Wednesday, May 03, 2006

...save me

...these were the words which concluded the movie 8MM except for the epilogue. It wasn't what I would call an enjoyable movie, in fact in places it was quite sickening, but it was a good movie. The story follows a young PI (Nicholas Cage) who has been hired to find out whether what appears to be a snuff film is real (for those of you who don't know a snuff film is a film in which someone is actually being murdered, generally with S&M overtones). It takes Cage into the underworld of pornography led by a sleazy adult bookstore attendant (Jaoquin Phoenix).

These closing words were so ept for in the course of the movie Cage was taken into the depths of earthly hell.

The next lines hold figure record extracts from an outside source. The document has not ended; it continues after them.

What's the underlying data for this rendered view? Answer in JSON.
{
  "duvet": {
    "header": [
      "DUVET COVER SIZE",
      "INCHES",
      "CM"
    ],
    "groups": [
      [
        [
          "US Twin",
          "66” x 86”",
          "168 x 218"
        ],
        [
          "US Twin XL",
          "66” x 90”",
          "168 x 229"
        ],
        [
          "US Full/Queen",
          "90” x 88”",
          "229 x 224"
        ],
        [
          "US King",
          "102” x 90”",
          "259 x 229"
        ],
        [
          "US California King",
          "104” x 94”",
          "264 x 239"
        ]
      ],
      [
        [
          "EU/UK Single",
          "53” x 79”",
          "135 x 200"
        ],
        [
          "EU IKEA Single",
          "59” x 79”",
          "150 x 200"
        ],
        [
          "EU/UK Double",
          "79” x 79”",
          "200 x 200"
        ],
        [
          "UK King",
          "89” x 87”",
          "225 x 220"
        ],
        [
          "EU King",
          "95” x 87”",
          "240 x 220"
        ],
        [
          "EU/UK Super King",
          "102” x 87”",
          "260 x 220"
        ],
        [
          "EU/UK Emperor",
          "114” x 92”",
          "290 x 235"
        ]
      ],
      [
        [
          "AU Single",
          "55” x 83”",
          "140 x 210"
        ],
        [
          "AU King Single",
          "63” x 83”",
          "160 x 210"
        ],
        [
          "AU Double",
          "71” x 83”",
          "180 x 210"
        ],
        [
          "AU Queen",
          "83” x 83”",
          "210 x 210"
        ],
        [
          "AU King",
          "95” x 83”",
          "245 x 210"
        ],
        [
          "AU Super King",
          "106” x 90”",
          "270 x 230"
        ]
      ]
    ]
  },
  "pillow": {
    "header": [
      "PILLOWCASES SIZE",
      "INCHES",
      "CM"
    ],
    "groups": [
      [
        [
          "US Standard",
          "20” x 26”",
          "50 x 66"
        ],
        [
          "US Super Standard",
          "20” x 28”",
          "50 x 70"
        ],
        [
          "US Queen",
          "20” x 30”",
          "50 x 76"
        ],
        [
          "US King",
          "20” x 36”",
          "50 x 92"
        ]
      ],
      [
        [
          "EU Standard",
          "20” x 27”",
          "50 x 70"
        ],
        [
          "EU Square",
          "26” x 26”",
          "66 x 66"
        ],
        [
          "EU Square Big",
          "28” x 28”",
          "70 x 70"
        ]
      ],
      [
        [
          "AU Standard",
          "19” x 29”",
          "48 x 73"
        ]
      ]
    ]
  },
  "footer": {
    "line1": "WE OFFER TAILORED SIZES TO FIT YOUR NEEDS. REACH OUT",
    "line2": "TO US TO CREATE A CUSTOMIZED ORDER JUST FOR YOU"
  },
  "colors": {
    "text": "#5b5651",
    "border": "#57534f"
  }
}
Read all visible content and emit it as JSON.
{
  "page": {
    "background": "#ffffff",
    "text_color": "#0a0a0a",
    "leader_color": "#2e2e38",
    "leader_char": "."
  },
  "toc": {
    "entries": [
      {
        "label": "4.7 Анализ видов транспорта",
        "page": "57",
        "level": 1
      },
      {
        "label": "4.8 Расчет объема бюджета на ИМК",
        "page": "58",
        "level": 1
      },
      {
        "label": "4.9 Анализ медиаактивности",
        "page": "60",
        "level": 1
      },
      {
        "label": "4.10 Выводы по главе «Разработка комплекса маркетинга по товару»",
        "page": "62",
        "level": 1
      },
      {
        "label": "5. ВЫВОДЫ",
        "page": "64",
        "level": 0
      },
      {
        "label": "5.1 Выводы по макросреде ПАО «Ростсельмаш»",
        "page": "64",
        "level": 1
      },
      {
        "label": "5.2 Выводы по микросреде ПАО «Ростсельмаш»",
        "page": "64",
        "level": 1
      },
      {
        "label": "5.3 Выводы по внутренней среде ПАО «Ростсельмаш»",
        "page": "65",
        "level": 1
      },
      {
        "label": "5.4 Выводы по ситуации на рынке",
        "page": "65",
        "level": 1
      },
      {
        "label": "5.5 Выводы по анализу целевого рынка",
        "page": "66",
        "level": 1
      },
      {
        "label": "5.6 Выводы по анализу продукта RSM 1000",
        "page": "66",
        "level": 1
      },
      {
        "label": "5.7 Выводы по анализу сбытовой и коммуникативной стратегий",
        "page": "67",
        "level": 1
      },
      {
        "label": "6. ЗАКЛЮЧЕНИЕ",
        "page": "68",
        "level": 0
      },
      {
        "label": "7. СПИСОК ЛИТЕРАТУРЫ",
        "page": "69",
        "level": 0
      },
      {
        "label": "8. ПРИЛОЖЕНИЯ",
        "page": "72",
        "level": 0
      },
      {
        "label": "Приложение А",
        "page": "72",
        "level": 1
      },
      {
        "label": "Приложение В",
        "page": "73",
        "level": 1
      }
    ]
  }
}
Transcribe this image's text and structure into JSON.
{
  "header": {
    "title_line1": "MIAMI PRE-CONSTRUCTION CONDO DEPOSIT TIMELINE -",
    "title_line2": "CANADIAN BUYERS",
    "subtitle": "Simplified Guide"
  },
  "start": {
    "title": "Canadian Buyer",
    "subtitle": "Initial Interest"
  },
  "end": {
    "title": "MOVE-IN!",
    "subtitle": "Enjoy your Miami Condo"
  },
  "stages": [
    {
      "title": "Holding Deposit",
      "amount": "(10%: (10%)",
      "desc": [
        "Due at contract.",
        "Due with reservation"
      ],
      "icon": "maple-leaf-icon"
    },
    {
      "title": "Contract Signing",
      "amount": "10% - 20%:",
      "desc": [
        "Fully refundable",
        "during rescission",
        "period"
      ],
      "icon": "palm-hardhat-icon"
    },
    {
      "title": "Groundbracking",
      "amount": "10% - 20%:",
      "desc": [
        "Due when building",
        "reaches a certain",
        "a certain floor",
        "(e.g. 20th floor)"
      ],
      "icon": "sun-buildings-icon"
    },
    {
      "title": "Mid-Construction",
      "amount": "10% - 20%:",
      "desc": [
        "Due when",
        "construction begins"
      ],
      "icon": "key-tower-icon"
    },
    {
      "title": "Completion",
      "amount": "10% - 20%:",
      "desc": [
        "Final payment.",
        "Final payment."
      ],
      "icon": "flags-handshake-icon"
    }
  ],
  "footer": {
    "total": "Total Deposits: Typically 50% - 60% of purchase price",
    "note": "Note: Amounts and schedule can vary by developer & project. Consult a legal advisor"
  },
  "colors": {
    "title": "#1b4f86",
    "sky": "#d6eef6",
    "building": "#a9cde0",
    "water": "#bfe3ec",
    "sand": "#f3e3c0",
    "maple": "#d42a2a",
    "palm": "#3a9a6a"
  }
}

People are reduced to objects and degraded and humilated and engage in this willingly. He sees the underside of the pornography industry and is disgusted by what he sees. He cannot understand why people do this why they do these things to one another. He cannot believe that people do this because they can and because they enjoy it.

By not respecting themselves people degrade themselves. By not viewing ourselves as immortal and by not seeing the intimate, inseparable unity of the human being mind, body, and soul we do horrible things to ourselves believing that it has no effect upon us. Also, when we allow or worse encourage people to abuse themselves in this way for our titilation we are taking their humanity and reducing to mere objects for our pleasure. Both are sinning as I defined it in the last post where sin rather than being a breaking of some law is a lack of wholeness, a failure to be all that we were meant to be. Also there is the sin of failing to grant others their wholeness. We can steal the wholeness of others and we are guilty whether or not they offer it up freely.

-random postscript: this is the problem with the Prostitution Law reform in NZ. I agree that it is just and right that it was unfair that the client was not prosecuted while the provider was, because both are equally culpable. For without one there could not be the other. And the argument that a woman seeking to support her children by the means she can is valid. However, that is just the point: what is wrong with society where the only way that some women can support themselves is by selling themselves to anyone? Should not the government not be looking at ways to provide for all of its citizens in ways that builds them all up and increases the wholeness and shalom of everyone.